Malheureusement, elle
meurt le 10 septembre 1749, après un accouchement difficile.
C'est Voltaire qui publie sa
traduction de Newton, comme œuvre de postérité de sa chère
amie. Émilie du Châtelet était
une femme hors de son temps, scientifique dans un monde d'homme,
femme libre bien que mariée, aussi intellectuelle que coquette car
elle avait une tendance à cumuler les chaussures, robes (surtout à
nœuds) et les bijoux. Une femme a multiples facettes en somme.
4/ Marie de Miribel
Cette dernière, j'ai
connu son nom avec la création du tramway, et j'ai découvert qui
elle était lors de mes recherches sur les cimetières parisiens.

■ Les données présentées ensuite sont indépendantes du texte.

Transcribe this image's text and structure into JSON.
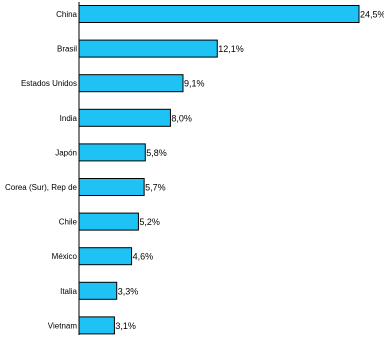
{
  "chart_data": {
    "type": "bar",
    "orientation": "horizontal",
    "title": "",
    "xlabel": "",
    "ylabel": "",
    "categories": [
      "China",
      "Brasil",
      "Estados Unidos",
      "India",
      "Japón",
      "Corea (Sur), Rep de",
      "Chile",
      "México",
      "Italia",
      "Vietnam"
    ],
    "values": [
      24.5,
      12.1,
      9.1,
      8.0,
      5.8,
      5.7,
      5.2,
      4.6,
      3.3,
      3.1
    ],
    "value_labels": [
      "24,5%",
      "12,1%",
      "9,1%",
      "8,0%",
      "5,8%",
      "5,7%",
      "5,2%",
      "4,6%",
      "3,3%",
      "3,1%"
    ],
    "xlim": [
      0,
      24.5
    ],
    "grid": false,
    "legend": "none",
    "colors": {
      "bar_fill": "#1EC2F5",
      "bar_stroke": "#000000",
      "axis": "#000000"
    }
  }
}
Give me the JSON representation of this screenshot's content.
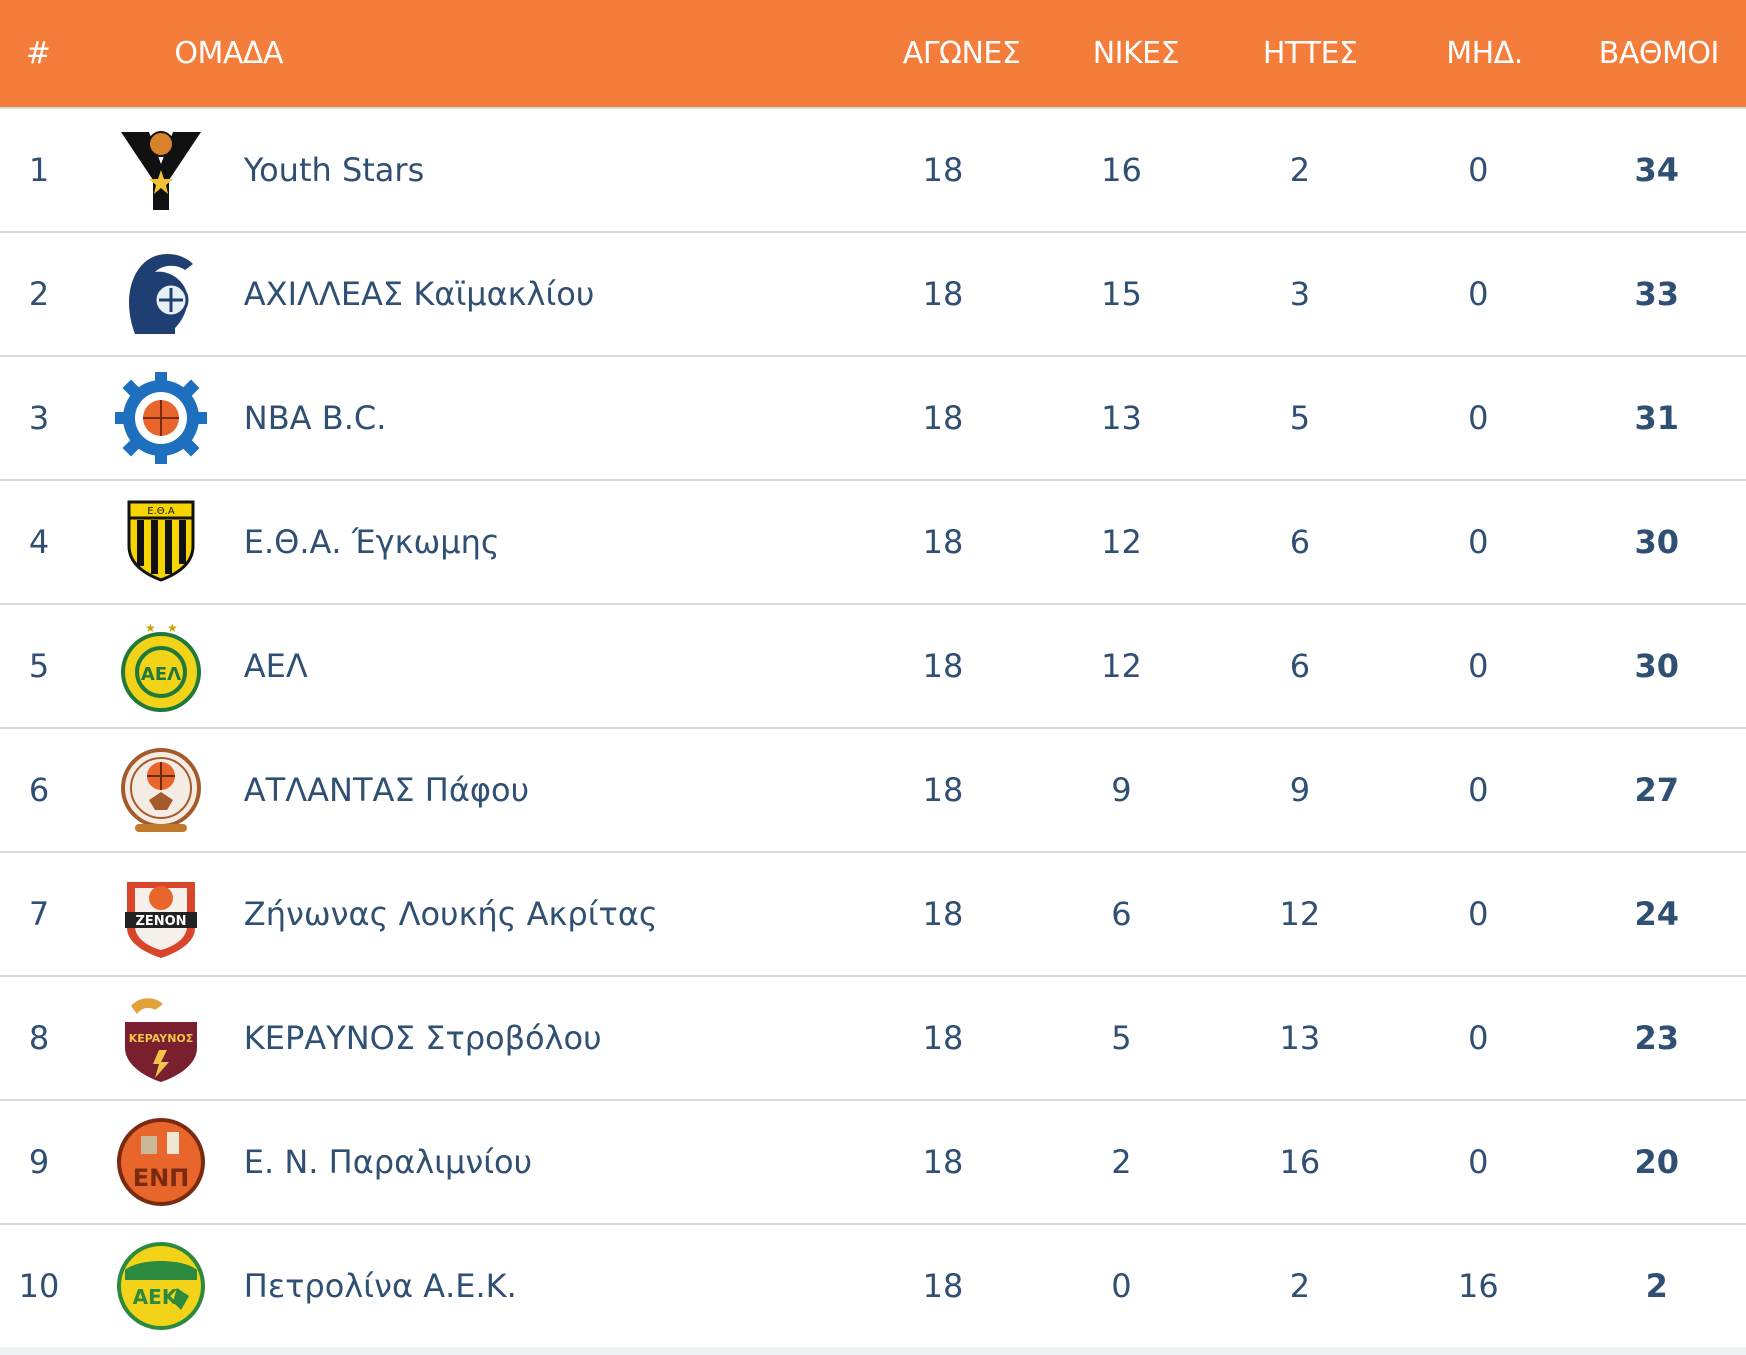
{
  "header": {
    "pos": "#",
    "team": "ΟΜΑΔΑ",
    "played": "ΑΓΩΝΕΣ",
    "wins": "ΝΙΚΕΣ",
    "losses": "ΗΤΤΕΣ",
    "zero": "ΜΗΔ.",
    "points": "ΒΑΘΜΟΙ"
  },
  "colors": {
    "header_bg": "#f47d3c",
    "text": "#2f4f73",
    "row_divider": "#d9d9d9"
  },
  "rows": [
    {
      "pos": "1",
      "team": "Youth Stars",
      "played": "18",
      "wins": "16",
      "losses": "2",
      "zero": "0",
      "points": "34",
      "logo": "youth-stars-logo-icon"
    },
    {
      "pos": "2",
      "team": "ΑΧΙΛΛΕΑΣ Καϊμακλίου",
      "played": "18",
      "wins": "15",
      "losses": "3",
      "zero": "0",
      "points": "33",
      "logo": "achilleas-logo-icon"
    },
    {
      "pos": "3",
      "team": "NBA B.C.",
      "played": "18",
      "wins": "13",
      "losses": "5",
      "zero": "0",
      "points": "31",
      "logo": "nba-bc-logo-icon"
    },
    {
      "pos": "4",
      "team": "Ε.Θ.Α. Έγκωμης",
      "played": "18",
      "wins": "12",
      "losses": "6",
      "zero": "0",
      "points": "30",
      "logo": "etha-logo-icon"
    },
    {
      "pos": "5",
      "team": "ΑΕΛ",
      "played": "18",
      "wins": "12",
      "losses": "6",
      "zero": "0",
      "points": "30",
      "logo": "ael-logo-icon"
    },
    {
      "pos": "6",
      "team": "ΑΤΛΑΝΤΑΣ Πάφου",
      "played": "18",
      "wins": "9",
      "losses": "9",
      "zero": "0",
      "points": "27",
      "logo": "atlantas-logo-icon"
    },
    {
      "pos": "7",
      "team": "Ζήνωνας Λουκής Ακρίτας",
      "played": "18",
      "wins": "6",
      "losses": "12",
      "zero": "0",
      "points": "24",
      "logo": "zenon-logo-icon"
    },
    {
      "pos": "8",
      "team": "ΚΕΡΑΥΝΟΣ Στροβόλου",
      "played": "18",
      "wins": "5",
      "losses": "13",
      "zero": "0",
      "points": "23",
      "logo": "keravnos-logo-icon"
    },
    {
      "pos": "9",
      "team": "Ε. Ν. Παραλιμνίου",
      "played": "18",
      "wins": "2",
      "losses": "16",
      "zero": "0",
      "points": "20",
      "logo": "enp-logo-icon"
    },
    {
      "pos": "10",
      "team": "Πετρολίνα Α.Ε.Κ.",
      "played": "18",
      "wins": "0",
      "losses": "2",
      "zero": "16",
      "points": "2",
      "logo": "aek-logo-icon"
    }
  ],
  "logo_text": {
    "etha": "E.Θ.A",
    "ael": "AEΛ",
    "zenon": "ZENON",
    "keravnos": "KEPAYNOΣ",
    "enp": "ENΠ",
    "aek": "AEK"
  }
}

Voici une femme qui a consacré sa vie pour les autres et, comme
beaucoup d'autres, n'ont pas vraiment connu la gloire. Marie
de Miribel naît en 1872 dans une famille aisée,
sa mère est Henriette de Grouchy et son père le général
Joseph de Miribel, ayant servi Napoléon III pendant la
guerre de Crimée ou la campagne d'Italie de 1859. Après ses études
au couvent de la Visitation, la jeune femme se tourne vers les plus
pauvres et leur en vient en aide. La rencontre avec l'abbé de
Gibergues, fondateur de l'œuvre des Missions diocésaines, est
un déclic et il la met en contact avec les familles pauvres de la
paroisse de Charonne, dans le 20e arrondissement.
En 1907, elle crée
la Maison de l'Union, un dispensaire pour soigner les plus démunis,
car le quartier de Charonne est ravagé par la tuberculose et la
syphilis. En 1912, elle entame la construction de l'hôpital
de la Croix Saint-Simon et la chapelle Saint Charles attenante. La
Première Guerre Mondiale ralentit les travaux. Pendant ce temps,
Marie devient infirmière sur le
front. Le centre antituberculeux ouvre en 1918 et l’hôpital en
lui-même en 1920, il est même reconnu d'utilité public !
Marie de Miribel reste au chevet
des malades, est appelée même la « sainte du quotidien »
tandis que les Franciscaines Missionnaires gèrent l’hôpital.
Mais son histoire ne
s'arrête pas là. Durant la Seconde Guerre Mondiale, Marie
de Miribel devient conseillère municipale de 1941 à
1944, s'engage dans la Résistance auprès du comité de liaison des
services sociaux. Après la libération, plusieurs milliers de
déportés de blessés de guerre passent par son dispensaire qu'elle
continue d'agrandir et moderniser. Elle meurt le 7 novembre 1959
et est enterrée dans le cimetière paroissial de l'église
Saint-Germain de Charonne, dans son uniforme d'infirmière de la
Grande Guerre. « Honneur, pas d'honneur » fut sa
devise et cette grande dame a refusé toute distinction (Croix de
Guerre, Légion d'Honneur … ) et a passé sa vie à se consacrer
aux autres.
Quel bel article : tu as très bien choisi tes quatre sujets. Les lettres et les sciences pour Christine de Pisan et Mme du Châtelet...la politique pour Agrippine, qui fut la mère de Néron et une petite-fille de Marc-Antoine, ce qui n'est pas rien ! !
RépondreSupprimerEt merci pour la notice biographie de Marie Miribel, qui symbolise le don de soi et dont je ne savais rien. :)
C'est comme si tu avais écrit cet article spécialement pour moi ! Je m'intéresse beaucoup à l'Histoire, et notamment à l'Histoire des Femmes.
RépondreSupprimerSi à l'avenir tu souhaitais écrire de nouveau sur des femmes, je serai la première lectrice de ces articles (bien que tu n'écrives pas que sur les hommes non plus) ;-)
Je suis heureuse de lire quelque chose sur Agrippine, dont je n'entends pas beaucoup parler. Merci de me parler de Christine de Pizan, dont j'entends parler depuis seulement peu de temps. J'ai très envie de lire ses livres du coup. Je sais qu'un de ses écrits a été au programme de l'agrégation. Tu les as lu toi ?
J'adore la figure de Mme du Châtelet ! Et merci pour la découverte de Marie Miribel, dont je n'ai - malheureusement - jamais entendu parler.